Ableton Live 12 coming in early 2024

Ableton has announced a major upgrade to its Live DAW will be coming in early 2024, with an emphasis on discovery, playfulness, and some AI goodness sprinkled on top.

Although we are not personally Live users, it’s always appeared to us that the DAW is a boon for experimenting and creating even in a live and performance environment (which I suppose isn’t surprising given the name itself). Ableton looks to be taking this further with new and enhanced tools for working with MIDI and working with and discovering audio.

Its teaser features page splits things into three major areas — play freely with ideas, surprise yourself with sounds, and work more intuitively.

To “play freely with ideas” Ableton introduces a host of enhanced MIDI capabilities, including working with MPE-capable plugins, applying both simple and complex variations to MIDI clips with new transformations, locking in scales and using MIDI generators to automate the creation of original ideas for chords, melodies and rhythms. Editing MIDI data is now easier, and there’s greater flexibility in handling modulation parameters.

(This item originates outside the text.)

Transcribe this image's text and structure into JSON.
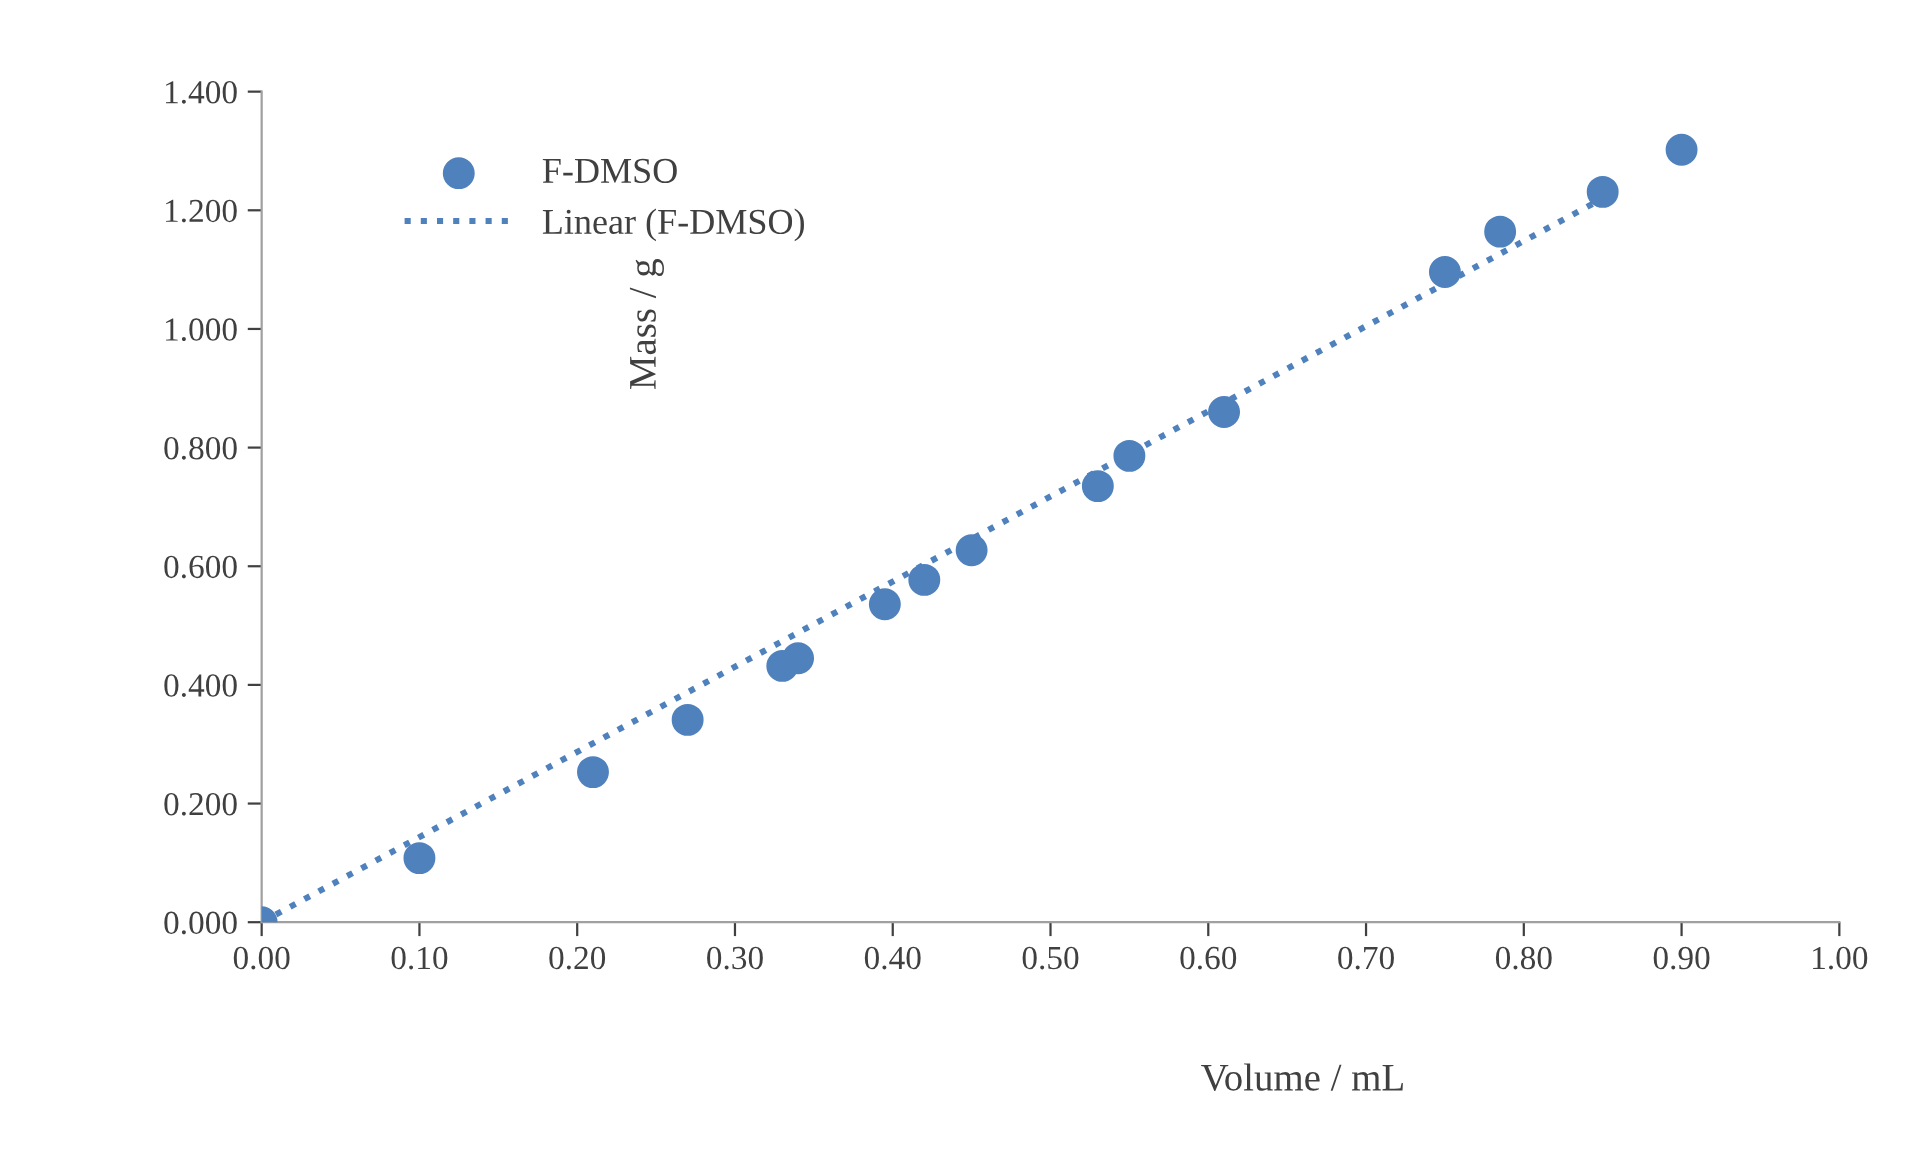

“Surprise yourself with the sounds you create” introduces us to the likes of Meld, a new MPE-capable synth designed for sound variety, playfulness and character. It’s equipped with twin oscillators and an extensive modulation matrix, and is said to excel at textural soundscapes, harmonic and atonal sounds, and rhythmic drones.

Also up is Roar, which is a “colouring and saturation device” to aid in new ways of shaping and manipulating sounds. And there’s granular synthesis capabilities with Granulator III, the latest version of Robert Henke’s synth. This introduces expressive control that lets you bend notes and add vibrato and glissando. Plus, you can now capture audio in real time and start manipulating it immediately.

“Working more intuitively” is something we all crave from our DAW tools, and Ableton Live 12 will supply new ways of doing just that. This includes using the mixer in arrangement view to get more information and control without moving to session view, a new Stacked Detail Views to see more of what a track is doing at a glance, tag searching, and a new sound similarity search which utilises a neural network to find sounds with similar characteristics to what you’re currently working with.

Personally I think it’s a shame Ableton continues to split its software into three pricing and feature levels (Intro, Standard and Suite) but I guess it works. This looks to be no different for Live 12, with more advanced features only available in the deluxe edition.

There are various ways to save money on Live 12. Users can buy Live 11 (saving 20% at present) and upgrade for free when version 12 launches. Alternatively, users can pre-order Live 12 for a discount. Existing users can log in to see their upgrade prices.